Выстрел прогрохотал внезапно, оглушив Ивана. Пуля с визгом отлетела от стены и щелкнула где-то в глубине тоннеля.

— Все нормально, Янек! — крикнул Круль. — Это я играюсь!

— Придурок, — пробормотал Иван.

— Не боись, Ваня, все путем! А ты, Хаммер, прикинь, если бы сейчас пуля ударила не по кирпичу, а тебе в голову, мозги полетели бы в разные стороны, полушарие влево, полушарие — в клочья… Ты моргнул, а вместо апостола Петра с ключом и бутылкой рома перед тобой стоит кто-то с рогами и хвостом? И что бы ты ему сказал? Ошибочка вышла? Ошибочка?

Снова вспыхнул белый свет, рот Хаммера был полуоткрыт, нижняя челюсть дрожала, с нее длинной ниткой стекала слюна.

— Твою мать, ужас какой! — брезгливо воскликнул Круль, выключая фонарь. — Ты еще и обмочился, парень! А ведь, казалось бы, взрослый мальчик… Неужели твоей уверенности хватило только на двухминутный разговор и один выстрел поверх головы? И это вся твоя вера? Хотя… Правильно, наверное. Одно — верить в Бога, совсем другое — доверять его слугам. И, что самое обидное, я ведь тоже могу оказаться неправ. Вдруг все нормально, тебя обработали на совесть, качественно… А я пытаюсь посеять семена сомнения в твоей чистой… пардон, очищенной душе. Так что будем делать, Джек Хаммер?

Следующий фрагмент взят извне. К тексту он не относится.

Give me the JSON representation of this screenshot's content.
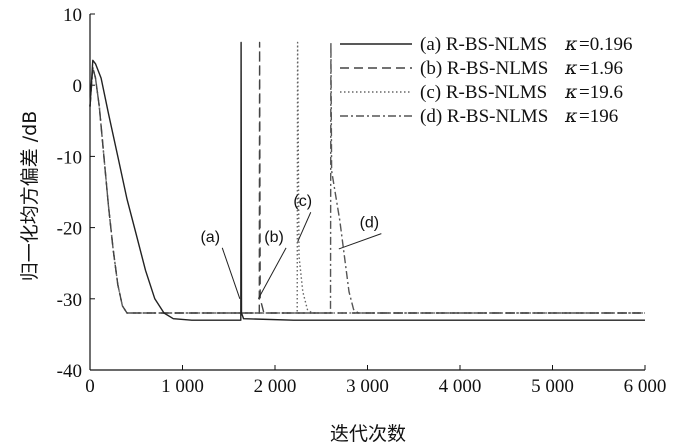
{
  "chart_data": {
    "type": "line",
    "xlabel": "迭代次数",
    "ylabel": "归一化均方偏差 /dB",
    "xlim": [
      0,
      6000
    ],
    "ylim": [
      -40,
      10
    ],
    "x_ticks": [
      0,
      1000,
      2000,
      3000,
      4000,
      5000,
      6000
    ],
    "x_tick_labels": [
      "0",
      "1 000",
      "2 000",
      "3 000",
      "4 000",
      "5 000",
      "6 000"
    ],
    "y_ticks": [
      -40,
      -30,
      -20,
      -10,
      0,
      10
    ],
    "y_tick_labels": [
      "-40",
      "-30",
      "-20",
      "-10",
      "0",
      "10"
    ],
    "grid": false,
    "legend_position": "top-right",
    "series": [
      {
        "name": "(a) R-BS-NLMS",
        "kappa": "=0.196",
        "label": "(a)",
        "style": "solid",
        "color": "#222222",
        "points": [
          [
            0,
            -3
          ],
          [
            30,
            3.5
          ],
          [
            60,
            3
          ],
          [
            120,
            1
          ],
          [
            200,
            -4
          ],
          [
            300,
            -10
          ],
          [
            400,
            -16
          ],
          [
            500,
            -21
          ],
          [
            600,
            -26
          ],
          [
            700,
            -30
          ],
          [
            800,
            -32
          ],
          [
            900,
            -32.8
          ],
          [
            1100,
            -33
          ],
          [
            1630,
            -33
          ],
          [
            1634,
            6
          ],
          [
            1638,
            -32
          ],
          [
            1660,
            -32.8
          ],
          [
            2200,
            -33
          ],
          [
            3000,
            -33
          ],
          [
            4000,
            -33
          ],
          [
            5000,
            -33
          ],
          [
            6000,
            -33
          ]
        ]
      },
      {
        "name": "(b) R-BS-NLMS",
        "kappa": "=1.96",
        "label": "(b)",
        "style": "dashed",
        "color": "#444444",
        "points": [
          [
            0,
            -3
          ],
          [
            30,
            2.5
          ],
          [
            60,
            1
          ],
          [
            100,
            -3
          ],
          [
            150,
            -10
          ],
          [
            200,
            -17
          ],
          [
            250,
            -23
          ],
          [
            300,
            -28
          ],
          [
            350,
            -31
          ],
          [
            400,
            -32
          ],
          [
            600,
            -32
          ],
          [
            1830,
            -32
          ],
          [
            1834,
            6
          ],
          [
            1840,
            -30
          ],
          [
            1880,
            -32
          ],
          [
            2500,
            -32
          ],
          [
            4000,
            -32
          ],
          [
            6000,
            -32
          ]
        ]
      },
      {
        "name": "(c) R-BS-NLMS",
        "kappa": "=19.6",
        "label": "(c)",
        "style": "dotted",
        "color": "#666666",
        "points": [
          [
            0,
            -3
          ],
          [
            30,
            2.5
          ],
          [
            60,
            1
          ],
          [
            100,
            -3
          ],
          [
            150,
            -10
          ],
          [
            200,
            -17
          ],
          [
            250,
            -23
          ],
          [
            300,
            -28
          ],
          [
            350,
            -31
          ],
          [
            400,
            -32
          ],
          [
            600,
            -32
          ],
          [
            2240,
            -32
          ],
          [
            2244,
            6
          ],
          [
            2260,
            -24
          ],
          [
            2300,
            -29
          ],
          [
            2350,
            -31.5
          ],
          [
            2400,
            -32
          ],
          [
            4000,
            -32
          ],
          [
            6000,
            -32
          ]
        ]
      },
      {
        "name": "(d) R-BS-NLMS",
        "kappa": "=196",
        "label": "(d)",
        "style": "dashdot",
        "color": "#555555",
        "points": [
          [
            0,
            -3
          ],
          [
            30,
            2.5
          ],
          [
            60,
            1
          ],
          [
            100,
            -3
          ],
          [
            150,
            -10
          ],
          [
            200,
            -17
          ],
          [
            250,
            -23
          ],
          [
            300,
            -28
          ],
          [
            350,
            -31
          ],
          [
            400,
            -32
          ],
          [
            600,
            -32
          ],
          [
            2600,
            -32
          ],
          [
            2604,
            6
          ],
          [
            2612,
            -12
          ],
          [
            2650,
            -15
          ],
          [
            2700,
            -19
          ],
          [
            2750,
            -24
          ],
          [
            2800,
            -29
          ],
          [
            2850,
            -31.5
          ],
          [
            2900,
            -32
          ],
          [
            4000,
            -32
          ],
          [
            6000,
            -32
          ]
        ]
      }
    ],
    "annotations": [
      {
        "text": "(a)",
        "x": 1300,
        "y": -22
      },
      {
        "text": "(b)",
        "x": 1990,
        "y": -22
      },
      {
        "text": "(c)",
        "x": 2300,
        "y": -17
      },
      {
        "text": "(d)",
        "x": 3020,
        "y": -20
      }
    ]
  }
}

Иван не хотел бы сейчас оказаться на месте Хаммера. Ни за что на свете. Круль был большим специалистом по ломке мировосприятия. Знаток по сеянию сомнений. Сволочь. Нужно было оборвать его, прекратить это издевательство над несчастным запутавшимся Хаммером. Нужно было, но…

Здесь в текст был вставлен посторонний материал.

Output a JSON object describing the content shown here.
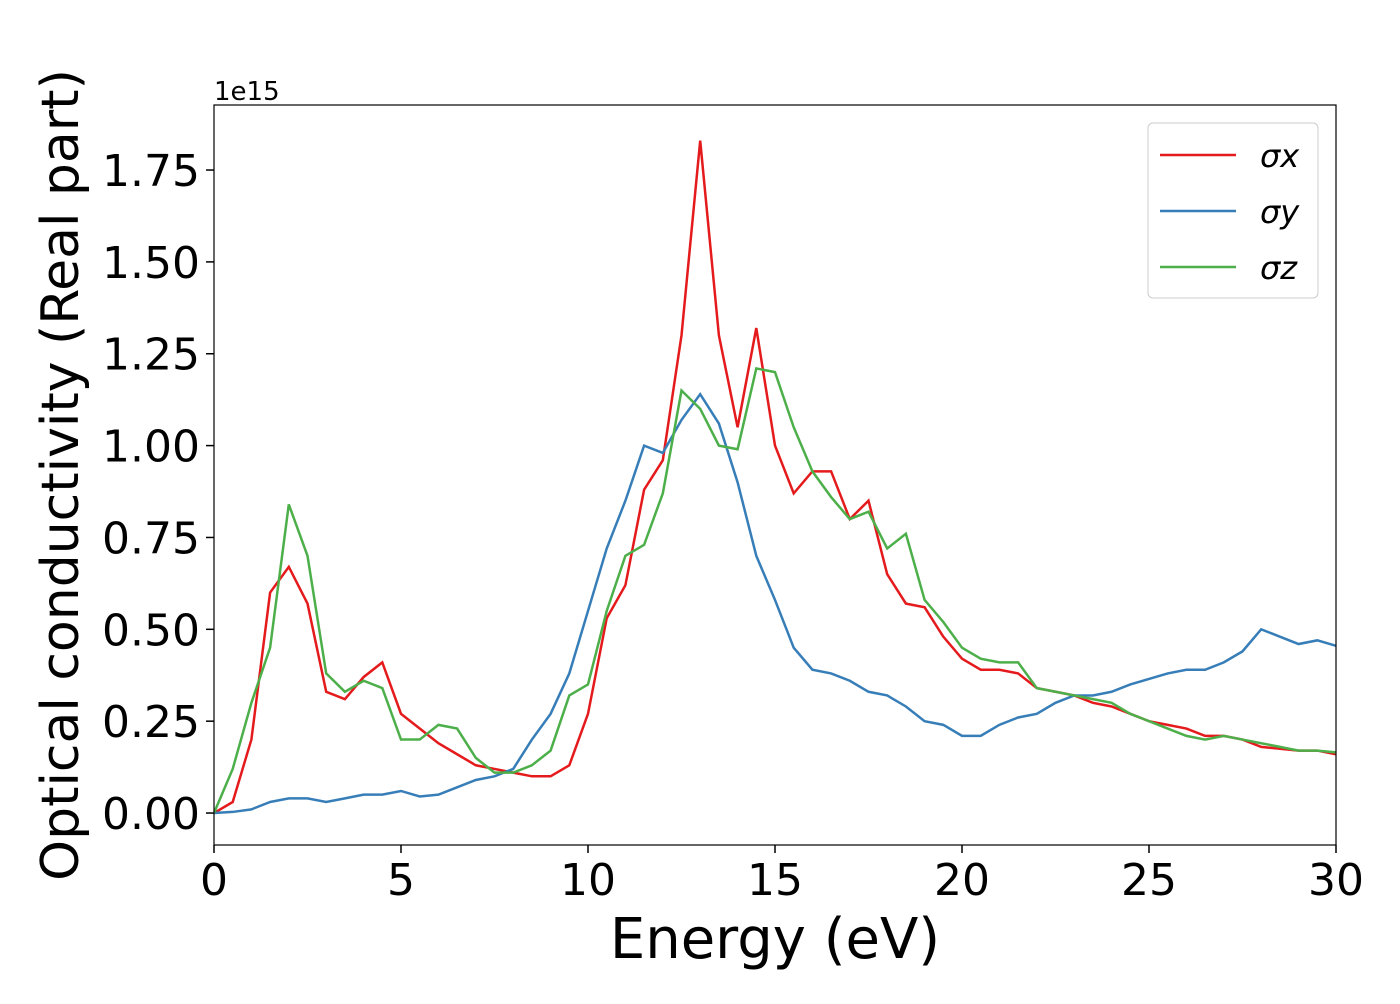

Иван должен узнать все. Он решил — и пути назад уже нет. Уже погибли люди ради удовлетворения его любопытства. И погибнут еще.

— Выходит… — хрипло начал Иван, откашлялся и продолжил, как он надеялся, уверенным голосом: — Выходит, Джеку нужно уцелеть, выжить и получить отпущение у того, кто наверняка может его дать. Ты же католик, Джек?

Иван прекрасно знал, что Объединенная Церковь сейчас официально не проводила такого жесткого разделения, но простые люди предпочитали придерживаться одного, выбранного для него еще родителями, направления веры.

— Ты же католик?

— Да.

— Тебе нужно к Папе, — как можно тверже произнес Иван. — Он — отпустит все грехи. Даже если все десять лет тебя обманывали. Или если твой грех состоял только в слабости, в недостаточной вере. Тогда ты будешь знать точно. А сейчас… Сейчас тебя убьет предавшийся. А если он прав? Если был обман? Ты рискуешь, ты очень сильно рискуешь, Джек! Я предлагаю тебе наиболее реальный выход. Гарантированный…

— Вот ведь гад! — Круль сокрушенно поцокал языком. — А я ведь только собрался предложить Хаммеру подписать Договор. А тут ты… Какого ты лезешь со своим Папой? Ты же православный вообще. Блин. Ну как можно так обламывать? Я же только-только… Эх!..

— Думай, Хаммер, — сказал Иван. — Мне — все равно. Либо ты все рассказываешь, и мы делаем все, чтобы ты попал к Папе, либо ты подписываешь Договор, либо играешь в гусарскую рулетку со своими тайными благожелателями. Время, Джек! Нам нужно успеть выбраться отсюда до появления крупных сил противника.

Хаммер заскулил.

— Не тяни, морячок! Живее! — подбодрил его Круль. — Если нас сейчас нагонят — а ты не сможешь бежать, я тебя пристрелю. Сделаю ставку на то, что тебя обманули…

— А если я подпишу, тоже пристрелишь! — простонал Хаммер.

— Нет. Только если ты не сможешь бежать. Но в этом случае ты с гарантией получишь максимум удобств в Аду.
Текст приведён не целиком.